I have been getting into the ideas of critical theory with some great podcasts and videos. Stephen West from Philosophize This did an extensive 7 part series on The Frankfurt School, with a large focus on Herbert Marcuse. I especially liked his introductions of Marcuse’s works and the parts on culture industry. I also watched this interview Bryan Magee did with Marcuse in 1977 for his BBC program. In the interview Marcuse gives an overview of the thoughts of the members of the school and his involvement with the New Left movement. The whole discussion with Magee is great as can be expected from him and who also very critical. And lastly I listened to an episode of The Philosophers Zone titled “Are we enlightened?” that came out today by chance. In the short timespan of thirty minutes the podcast provides a fanstatic overview of critical theory and, as the title suggests, focuses on the theory’s roots against enlightement style thinking.

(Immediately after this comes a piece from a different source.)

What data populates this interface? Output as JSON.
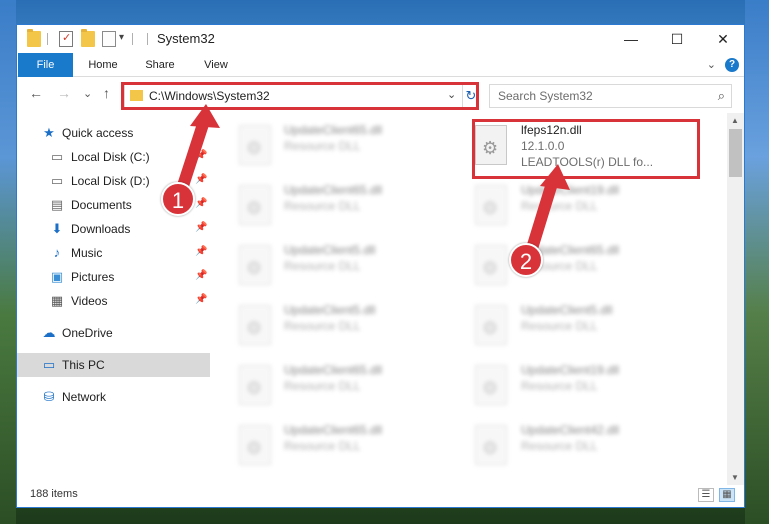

In an article from 1976 I came accross in the book the Social Shaping of Technology1, Ruth Schwartz Cowan looks at the introduction of technological appliances in the home and their effects on home work. Her analysis shows that the “industrialization of the home” was very different process from what we might suspect: that it would descrease the amount of work needed to be done by housewives. Rather the technologies seems to have shifted the work and contributed to changes in aspects of the work (such as the emotional aspects).

The standard sociological model for the impact of modern technology on family life clearly needs some revision: at least for middle-class nonrural American families in the 20th century, the social changes were not the ones that the standard model predicts. In these families the functions of at least one member, the housewife, have increased rather than decreased; and the dissolution of family life has not in fact occurred.